I love travel as much as I love to workout. But the struggle to keep fit while on vacation gets all too real sometimes. The short trips are easy, but the longer trips are the ones that are more of a challenge for me. When we went to Europe for a month, I didn't have ready access to a gym or fitness studio since we were moving from one city to another. I had to get my act together and to come up with a way to keep in shape (since I had a class the day after we were scheduled to arrive.) Conversely, you also want to make the most out of your trip, and not feel bad about every single gelato you eat. After all, you are on vacation. Balance is key! So here's a quick tip list on how to stay fit while having the best time, wherever you may be in the world.
I used to really hate walking. Most people find this ironic, since I stay fit for a living. But it wasn't until I started travelling a lot, that I finally appreciated how fun it is to see the city using your own two feet. Not only is it a good form of exercise, but you also get to see little nooks and crannies of the new city that you would never have found if you were in a car. I did the most walking in London, unlike any other place I've been to before. Carry a pedometer with you so that you can monitor your foot activity. If you don't have one, most smart phones have an app you can install that tracks your steps. Set a target for yourself per day. Seeing how much work you've put in really has a way of giving you that boost of confidence to keep going. Check the location of the next tourist spot you're headed to on your phone, if it's just a few blocks away, take the scenic route. Walk it and experience the city like a local, while torching calories in the process.
Get A Fitness App Membership
I do this all the time when I'm in Singapore. My personal choice is GuavaPass, since their monthly membership can be used in all affiliate studios across Asia. So this means that after my trip, I can still use the remaining days I paid for back home in Manila. It's a great way to explore the local fitness scene especially if you're running on limited time. These apps give you a variety of different studio options like yoga, crossfit, pole, pilates and many others. It's also a good way to try things that aren't offered in your city yet. During last year's visit to Singapore I booked my first class at Surfset Fitness, an indoor surfing gym, and the first franchise in Asia. Check out my experience here.
Take A Trip To The Grocery
This is usually my first order of business right after I check in. Visit the nearest grocery and stock up on water, fruits, nuts, yogurt, and things you can use to fix yourself a quick snack, like a sandwich or a salad. This is also a great way to have local fruits at their best. We spent the beginning of the new year in Korea and strawberries were at winter peak. They were exquisite, and since they were in season, they were very cheap too! 8000W around $7 for a big pack.
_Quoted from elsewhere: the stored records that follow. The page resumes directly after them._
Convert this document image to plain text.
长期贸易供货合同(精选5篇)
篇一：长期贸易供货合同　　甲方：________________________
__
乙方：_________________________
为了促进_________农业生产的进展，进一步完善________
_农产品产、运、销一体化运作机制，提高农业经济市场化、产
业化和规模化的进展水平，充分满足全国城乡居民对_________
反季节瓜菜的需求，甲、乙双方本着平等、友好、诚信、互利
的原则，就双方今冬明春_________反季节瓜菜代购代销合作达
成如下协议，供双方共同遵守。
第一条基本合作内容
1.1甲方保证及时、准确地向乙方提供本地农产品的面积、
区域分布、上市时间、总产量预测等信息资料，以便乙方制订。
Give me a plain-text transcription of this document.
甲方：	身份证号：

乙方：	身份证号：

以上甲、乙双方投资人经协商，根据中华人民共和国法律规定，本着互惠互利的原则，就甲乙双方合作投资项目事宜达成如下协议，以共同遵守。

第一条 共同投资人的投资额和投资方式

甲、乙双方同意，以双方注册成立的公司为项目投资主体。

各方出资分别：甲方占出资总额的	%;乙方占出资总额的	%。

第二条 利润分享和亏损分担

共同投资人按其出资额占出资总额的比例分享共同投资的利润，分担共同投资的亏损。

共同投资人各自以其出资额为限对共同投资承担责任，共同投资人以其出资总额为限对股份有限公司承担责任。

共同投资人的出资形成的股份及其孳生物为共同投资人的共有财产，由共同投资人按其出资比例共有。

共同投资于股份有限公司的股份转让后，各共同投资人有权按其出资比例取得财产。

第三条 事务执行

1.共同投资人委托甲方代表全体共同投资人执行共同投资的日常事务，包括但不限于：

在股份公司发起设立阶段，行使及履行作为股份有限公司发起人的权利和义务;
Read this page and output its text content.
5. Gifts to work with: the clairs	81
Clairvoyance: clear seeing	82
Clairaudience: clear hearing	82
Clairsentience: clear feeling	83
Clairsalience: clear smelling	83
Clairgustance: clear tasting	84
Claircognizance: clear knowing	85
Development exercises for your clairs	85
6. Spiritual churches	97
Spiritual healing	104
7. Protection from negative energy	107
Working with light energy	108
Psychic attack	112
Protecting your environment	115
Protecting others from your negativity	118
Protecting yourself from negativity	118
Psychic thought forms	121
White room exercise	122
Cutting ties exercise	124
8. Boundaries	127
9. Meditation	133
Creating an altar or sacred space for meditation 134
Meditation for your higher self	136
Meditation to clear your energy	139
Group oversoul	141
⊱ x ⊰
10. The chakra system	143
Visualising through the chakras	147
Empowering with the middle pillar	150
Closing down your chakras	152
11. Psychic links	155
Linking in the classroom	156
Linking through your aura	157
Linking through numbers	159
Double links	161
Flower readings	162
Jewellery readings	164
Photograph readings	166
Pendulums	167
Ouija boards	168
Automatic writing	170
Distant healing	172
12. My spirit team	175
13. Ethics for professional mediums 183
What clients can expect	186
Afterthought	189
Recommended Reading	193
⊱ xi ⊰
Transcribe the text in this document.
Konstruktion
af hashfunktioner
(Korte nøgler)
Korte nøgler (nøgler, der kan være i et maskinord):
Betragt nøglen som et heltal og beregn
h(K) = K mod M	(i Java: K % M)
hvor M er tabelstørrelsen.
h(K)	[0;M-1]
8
Keep healthy food options in your bag at all times so you can readily grab something when hungry. Also, bring a refillable water container with you to avoid dehydration.
Pack Your Gym
I bring my TRX with me wherever I go. I really love this piece of equipment, and I can honestly say that it's one of the best purchases I've made. The full set comes with a door mount that anchors itself on the frame. Set your alarm 20 minutes earlier than the usual and do a few reps of rows, flys and suspended leg curls. If you don't have a TRX, pack a jumprope or a resistance band. Or you could do body weight exercises. Run yourself up a simple circuit. I would suggest: 1 minute jumping jacks, 1 minute high knees, 1 minute squats, 1 minute plank, 1 minute push ups. Do 3 sets and you're all good.
You can get really tight muscles after a long flight. Or even from walking around the city the whole day. Wind down at the end of the day and give yourself a nice yummy stretch on the floor. Try these in your hotel room, or at the airport during down time: (1) Sit with your legs straight at hip width apart. Extend your arms reaching for your toes while keeping your back as nice and flat as possible. Take a few breaths without forcing anything and let gravity do the work. (2) Sit in a pigeon pose, one leg bent inward in front of you and one leg straight behind you. Try to keep equal weight on both hips, take a few breaths upright, and then keeping the same position fold forward and keep breathing. (3) Stand up and place your hands against a wall, or grab a chair. Walk your feet back and bend at the hip bringing your chest down at a 90 degree angle. This is to open up the chest, shoulders and back. Breathe.